A Profitero study showed Target’s online prices were 25% more expensive than Wal-Mart’s, which were just slightly more expensive than prices on Amazon.
A new study shines a mobile light on the top 100.
68% of the leading e-retailers have developed smartphone apps and 59% have built mobile commerce sites, a new study finds. This lends credence to what the Internet Retailer Mobile Commerce Top 300 already proved: M-commerce is huge.
Zmags, which builds rich media tablet catalog apps, commissioned research and consulting firm HawksPartners to assess the smartphone and tablet capabilities of the top 100 merchants in the Internet Retailer Top 500 Guide. Their findings in their study entitled “Mobile and Tablet e-Commerce: Is Anyone Really Ready?” are most intriguing.
The study says m-commerce sites typically have very little dynamic content and focus mainly on search and category navigation, and that while most mobile sites allow ease of small-screen purchasing, this often comes at the expense of a more engaging overall shopping experience.
Around one-third of retailers have optimized their sites for browsing and buying on tablets, the study finds. Rather than investing in separate iPad sites (or iPad apps), most of the top 100 e-retailers simply use their existing e-commerce sites. This, Zmags and HawksPartners contend, translates into “a clunky and often frustrating shopping experience for consumers.” The companies add that the tablet browsing experience is often marred by technical glitches, such as slow page load times, unavailable content and Flash-related issues (Apple Inc. devices do not run Flash).

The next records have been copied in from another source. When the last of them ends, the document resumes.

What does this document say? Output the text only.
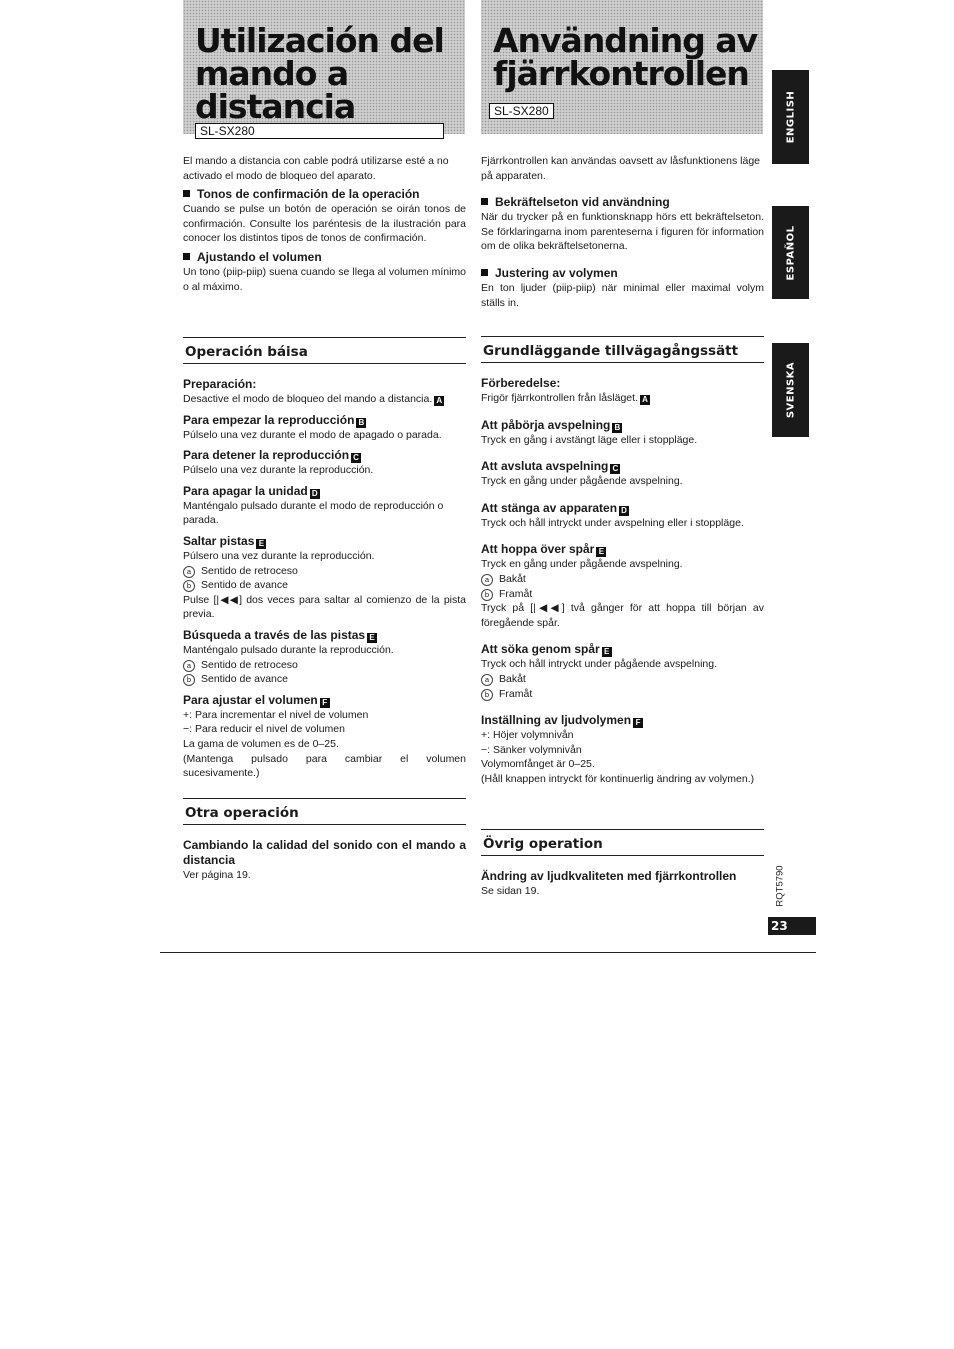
Utilización del
mando a
distancia
SL-SX280
Användning av
fjärrkontrollen
SL-SX280

El mando a distancia con cable podrá utilizarse esté a no activado el modo de bloqueo del aparato.

Tonos de confirmación de la operación

Cuando se pulse un botón de operación se oirán tonos de confirmación. Consulte los paréntesis de la ilustración para conocer los distintos tipos de tonos de confirmación.

Ajustando el volumen

Un tono (piip-piip) suena cuando se llega al volumen mínimo o al máximo.

Operación báisa

Preparación:

Desactive el modo de bloqueo del mando a distancia. A

Para empezar la reproducción B

Púlselo una vez durante el modo de apagado o parada.

Para detener la reproducción C

Púlselo una vez durante la reproducción.

Para apagar la unidad D

Manténgalo pulsado durante el modo de reproducción o parada.

Saltar pistas E

Púlsero una vez durante la reproducción.

a Sentido de retroceso

b Sentido de avance

Pulse [|◀◀] dos veces para saltar al comienzo de la pista previa.

Búsqueda a través de las pistas E

Manténgalo pulsado durante la reproducción.

a Sentido de retroceso

b Sentido de avance

Para ajustar el volumen F

+: Para incrementar el nivel de volumen

−: Para reducir el nivel de volumen

La gama de volumen es de 0–25.

(Mantenga pulsado para cambiar el volumen sucesivamente.)

Otra operación

Cambiando la calidad del sonido con el mando a distancia

Ver página 19.

Fjärrkontrollen kan användas oavsett av låsfunktionens läge på apparaten.

Bekräftelseton vid användning

När du trycker på en funktionsknapp hörs ett bekräftelseton. Se förklaringarna inom parenteserna i figuren för information om de olika bekräftelsetonerna.

Justering av volymen

En ton ljuder (piip-piip) när minimal eller maximal volym ställs in.

Grundläggande tillvägagångssätt

Förberedelse:

Frigör fjärrkontrollen från låsläget. A

Att påbörja avspelning B

Tryck en gång i avstängt läge eller i stoppläge.

Att avsluta avspelning C

Tryck en gång under pågående avspelning.

Att stänga av apparaten D

Tryck och håll intryckt under avspelning eller i stoppläge.

Att hoppa över spår E

Tryck en gång under pågående avspelning.

a Bakåt

b Framåt

Tryck på [|◀◀] två gånger för att hoppa till början av föregående spår.

Att söka genom spår E

Tryck och håll intryckt under pågående avspelning.

a Bakåt

b Framåt

Inställning av ljudvolymen F

+: Höjer volymnivån

−: Sänker volymnivån

Volymomfånget är 0–25.

(Håll knappen intryckt för kontinuerlig ändring av volymen.)

Övrig operation

Ändring av ljudkvaliteten med fjärrkontrollen

Se sidan 19.

ENGLISH
ESPAÑOL
SVENSKA
RQT5790
23
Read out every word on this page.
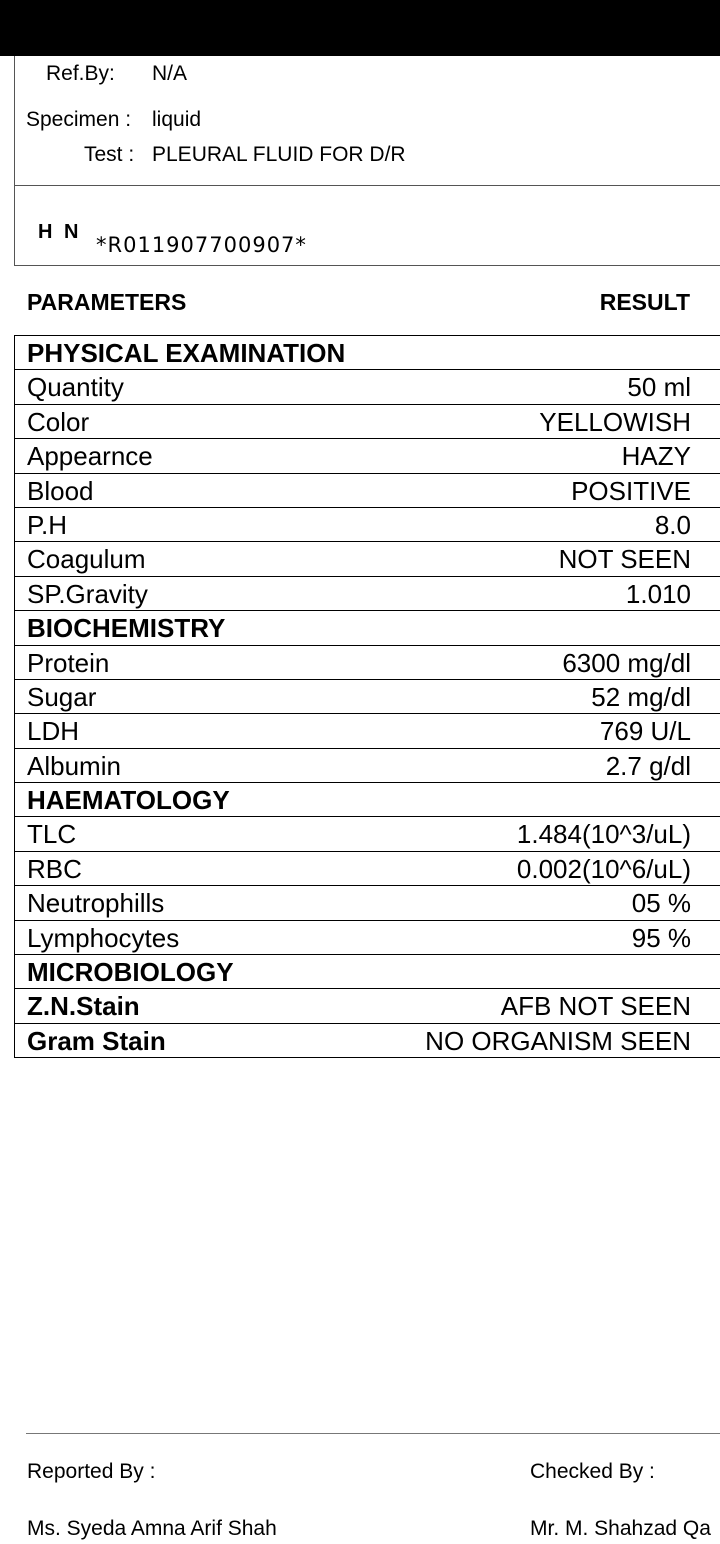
Ref.By: N/A
Specimen : liquid
Test : PLEURAL FLUID FOR D/R
H N
*R011907700907*
PARAMETERS	RESULT
PHYSICAL EXAMINATION
Quantity	50 ml
Color	YELLOWISH
Appearnce	HAZY
Blood	POSITIVE
P.H	8.0
Coagulum	NOT SEEN
SP.Gravity	1.010
BIOCHEMISTRY
Protein	6300 mg/dl
Sugar	52 mg/dl
LDH	769 U/L
Albumin	2.7 g/dl
HAEMATOLOGY
TLC	1.484(10^3/uL)
RBC	0.002(10^6/uL)
Neutrophills	05 %
Lymphocytes	95 %
MICROBIOLOGY
Z.N.Stain	AFB NOT SEEN
Gram Stain	NO ORGANISM SEEN
Reported By :	Checked By :
Ms. Syeda Amna Arif Shah	Mr. M. Shahzad Qa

Study findings on purchasing functionality grabbed my attention. While over two-thirds of the retailers have iPhone apps, only half offer the ability to purchase via the app, the study finds. Slightly more than one-third of the retailers offer the ability to purchase on Android apps. And while about 40% of the top 100 e-retailers have iPad apps, 25% of those apps don’t include purchasing capability.
But that’s not entirely cause for alarm. Mobile commerce doesn’t always have to be about making purchases on the mobile device. Mobile technology can be used to lend an assist to in-store buying. And iPad apps make for great catalogs, through which shoppers can click through to an e-commerce site outside of the app. There are many uses for mobile technology in retail.
The top 100 e-retailers have made a tremendous amount of progress in mobile commerce in a short period of time. If you’re just getting started in m-commerce or are not yet there, take a look at the m-commerce offerings of the top 100 e-retailers and see what you like, and what you don't like. These leaders can serve as guideposts in the hottest game in town.